The sun's solar wind may have played a role in bringing water to Earth, resolving a long-standing mystery about the origins of our planet's seas and oceans.

A new study suggests that Earth's water may have rained on the fledgling Earth in the form of dust grains produced by the interaction of the solar wind, the stream of charged particles emanating from the sun, with various bodies in the solar system, according to samples collected by a Japanese space probe from asteroid Itokawa.

"The solar winds are streams of mostly hydrogen and helium ions which flow constantly from the sun out into space," Luke Daly, a planetary scientist at the University of Glasgow in the U.K., and a lead author of the new paper said in a statement.

"When those hydrogen ions hit an airless surface like an asteroid or a spaceborne dust particle, they penetrate a few tens of nanometers [one inch has 24.5 million nanometers] below the surface, where they can affect the chemical composition of the rock."

Solar wind is primarily made up of hydrogen ions emitted by the sun, which react with oxygen atoms in asteroid rock to form water.

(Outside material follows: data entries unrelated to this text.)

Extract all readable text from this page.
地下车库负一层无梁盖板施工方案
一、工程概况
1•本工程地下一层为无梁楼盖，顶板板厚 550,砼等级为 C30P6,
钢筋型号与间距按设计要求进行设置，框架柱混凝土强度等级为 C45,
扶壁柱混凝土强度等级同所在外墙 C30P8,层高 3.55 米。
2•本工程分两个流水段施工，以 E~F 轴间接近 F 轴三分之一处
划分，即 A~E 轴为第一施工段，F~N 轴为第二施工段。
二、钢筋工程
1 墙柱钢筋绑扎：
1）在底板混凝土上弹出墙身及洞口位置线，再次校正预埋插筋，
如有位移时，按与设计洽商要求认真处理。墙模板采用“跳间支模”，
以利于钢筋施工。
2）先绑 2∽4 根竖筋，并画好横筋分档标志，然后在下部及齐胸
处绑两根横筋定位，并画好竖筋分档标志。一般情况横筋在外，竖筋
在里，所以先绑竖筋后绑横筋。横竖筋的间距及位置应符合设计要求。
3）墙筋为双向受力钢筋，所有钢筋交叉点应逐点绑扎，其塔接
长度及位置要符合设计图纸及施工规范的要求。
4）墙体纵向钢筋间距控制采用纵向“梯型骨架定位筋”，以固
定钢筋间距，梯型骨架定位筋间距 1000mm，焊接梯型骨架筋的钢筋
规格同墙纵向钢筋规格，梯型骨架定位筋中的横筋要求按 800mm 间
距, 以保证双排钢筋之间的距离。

Previous research has shown that asteroids like Itokawa can hold a lot of water, but it's unclear where that water came from.

Our solar system is believed to have been densely populated with dust in its early stages, so some of it may have been converted to water by the solar wind before being carried down to Earth's surface after its formation. This water, crucially, contains less deuterium than asteroids deliver.

"You could produce Earth's oceans by mixing those two reservoirs together," Daly said.

This mechanism could be the missing link in the puzzle of water's abundance and chemical makeup on Earth, which has long perplexed scientists. 70% of the Earth's surface is covered in water. This is far more than any other planet in our solar system. However, none of the known theories can completely explain everything. According to popular belief, water was supplied to the globe by carbon-rich asteroids that slammed into the infant Earth 4.6 billion years ago.

However, a careful chemical analysis of carbonaceous chondrites, which are fragments of these carbon-rich asteroids, discovered that the water contained within them does not match the chemical fingerprint of Earth's water.

This difference in isotopic makeup prompted scientists to think that our planet's life-giving liquid must come from at least one additional source.

The research is described in a paper published Monday in the journal Nature Astronomy.